The Microbial Ecology Group at ISE Verbania - Open positions
Microbes are the most diverse and abundant organisms on Earth. Their role is fundamental for a number of important ecosystem functions, including carbon degradation, nutrient cycling and trace gas flux. Thanks to their peculiar features like high reproductive rates, large population densities, and adaptability to environmental stressors, they are ideal model organisms to study and implement the general ecological theory, and thus to understand nature.
At the MEG in Verbania we study a number of different topics related to the role of microbes mainly in waters, but also in other environments. We carry out researches in the field (in Europe, Patagonia, Mexico, Antarctica, Azores, Tahiti, China, Black Sea, and Himalaya Mountains), but we also work on epidemiological studies on humans and animals, and we develop experimental model systems in our labs. A number of national and international cooperations are active within the MEG ans other institutes in order to promote mobility of students and scientists and perform shared researches.

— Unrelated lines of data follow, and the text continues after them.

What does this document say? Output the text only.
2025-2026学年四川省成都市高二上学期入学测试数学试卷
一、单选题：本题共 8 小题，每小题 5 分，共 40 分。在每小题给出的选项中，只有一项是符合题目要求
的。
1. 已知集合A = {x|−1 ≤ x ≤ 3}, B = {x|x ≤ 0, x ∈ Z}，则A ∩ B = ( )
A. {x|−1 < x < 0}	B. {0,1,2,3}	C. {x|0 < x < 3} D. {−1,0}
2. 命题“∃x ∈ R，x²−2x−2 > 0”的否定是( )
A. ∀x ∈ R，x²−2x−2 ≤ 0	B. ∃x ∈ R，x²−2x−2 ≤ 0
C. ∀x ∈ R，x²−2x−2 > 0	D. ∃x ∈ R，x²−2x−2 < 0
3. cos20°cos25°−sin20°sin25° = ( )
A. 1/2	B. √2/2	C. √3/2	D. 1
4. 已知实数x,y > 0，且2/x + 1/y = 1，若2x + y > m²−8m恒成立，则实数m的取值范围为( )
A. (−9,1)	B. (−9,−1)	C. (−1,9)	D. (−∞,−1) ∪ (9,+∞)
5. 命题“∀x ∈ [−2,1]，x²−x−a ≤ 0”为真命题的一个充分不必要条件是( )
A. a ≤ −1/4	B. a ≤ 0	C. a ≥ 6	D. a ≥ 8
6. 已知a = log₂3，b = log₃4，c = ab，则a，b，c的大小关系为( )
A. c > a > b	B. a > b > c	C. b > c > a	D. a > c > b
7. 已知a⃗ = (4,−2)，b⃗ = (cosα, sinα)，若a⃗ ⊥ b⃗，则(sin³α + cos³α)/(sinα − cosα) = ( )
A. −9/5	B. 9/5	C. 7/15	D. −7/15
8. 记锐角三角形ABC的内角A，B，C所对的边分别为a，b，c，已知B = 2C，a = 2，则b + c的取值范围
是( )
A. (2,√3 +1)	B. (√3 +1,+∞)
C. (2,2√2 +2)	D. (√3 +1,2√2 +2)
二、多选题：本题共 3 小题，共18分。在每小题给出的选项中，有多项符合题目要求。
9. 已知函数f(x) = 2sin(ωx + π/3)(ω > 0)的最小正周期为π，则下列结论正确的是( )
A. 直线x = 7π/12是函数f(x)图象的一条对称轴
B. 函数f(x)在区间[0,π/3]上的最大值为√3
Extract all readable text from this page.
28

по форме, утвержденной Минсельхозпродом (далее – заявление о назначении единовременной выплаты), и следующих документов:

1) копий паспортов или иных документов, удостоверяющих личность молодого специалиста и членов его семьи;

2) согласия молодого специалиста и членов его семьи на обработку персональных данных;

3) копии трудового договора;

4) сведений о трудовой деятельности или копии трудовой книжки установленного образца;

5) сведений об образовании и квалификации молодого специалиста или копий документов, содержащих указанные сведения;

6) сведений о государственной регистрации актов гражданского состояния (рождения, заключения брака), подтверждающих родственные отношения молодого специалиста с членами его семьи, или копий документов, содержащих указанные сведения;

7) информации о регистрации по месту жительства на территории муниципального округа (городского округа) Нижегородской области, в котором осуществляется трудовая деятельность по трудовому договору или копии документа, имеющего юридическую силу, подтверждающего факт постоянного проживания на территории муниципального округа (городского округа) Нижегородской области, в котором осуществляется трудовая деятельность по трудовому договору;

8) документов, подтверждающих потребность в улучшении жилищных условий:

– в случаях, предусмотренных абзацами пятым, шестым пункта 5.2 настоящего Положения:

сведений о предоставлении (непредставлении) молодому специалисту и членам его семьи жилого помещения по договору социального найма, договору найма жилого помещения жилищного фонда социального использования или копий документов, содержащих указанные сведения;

The MEG's main goal is to merge common knowledge and activities within the different groups of the CNR dealing with microbial ecology, in order to develop in a "diffuse" lab all over Italy. CNR-MEG twin labs are already established in Venice (supervision Dr. Gian Marco Luna) and Rome (supervision Dr. Stefano Amalfitano).
Open positions (Masters, PhDs, Postdocs)
1year post-doc for an environmental engineer in "Treatment and disinfection of wastewaters by advanced oxidation processes "
Deadline for the submission of your application: 26th of September 2016 (net salary about 19300 €/y)
Currently there are no other open positions at the MEG. In late Autumn 2016 one or two new Master Projects and 1 new post-doc position will open.
Running Master Projects in Microbial Ecology and in Water Microbiology
Thesis Project 1 – The co-selection of heavy metal and antibiotic resistant genes in a large freshwater lake (end July 2016)
Rationale: Various antibiotic resistance genes can be found in high frequency in Lake Maggiore and similar aquatic habitats. Such lakes are thus considered a reservoir for resistance genes that can spread back to the clinical sphere. It is still unclear which mechanisms help to maintain these resistances but potentially they might be co-selected with heavy metal resistant genes. This thesis intends to monitor both types of resistant genes and other parameters in Lake Maggiore.
Methods: PCR, quantitative real-time PCR, cultivation of bacteria, DNA extraction, flow-cytometry, microscopy
Thesis Project 2 – Attachment of antibiotic resistant bacteria to zooplankton species (end April 2017)
Rationale: Pathogens have a selective advantage when attaching to surfaces. Here we test whether zooplankton species, as rotifers, provide such a surface for antibiotic resistant bacteria to which they attach and thereby hitchhike within the lake from point contaminations to further away areas.
Methods: Cultivation of bacteria and zooplankton, experiments, microscopy, PCR methods, flow cytometry
Our institute is located in Verbania, which is in Italy lose to the Swiss border. Our group communicates in English, Italian and German (but it is enough if you can speak English). We are flexible considering Master starting dates. There is the possibility to be hosted in our student house (shared kitchen and bathroom). Moreover, you can stay affiliated with your home university since we are a research institute.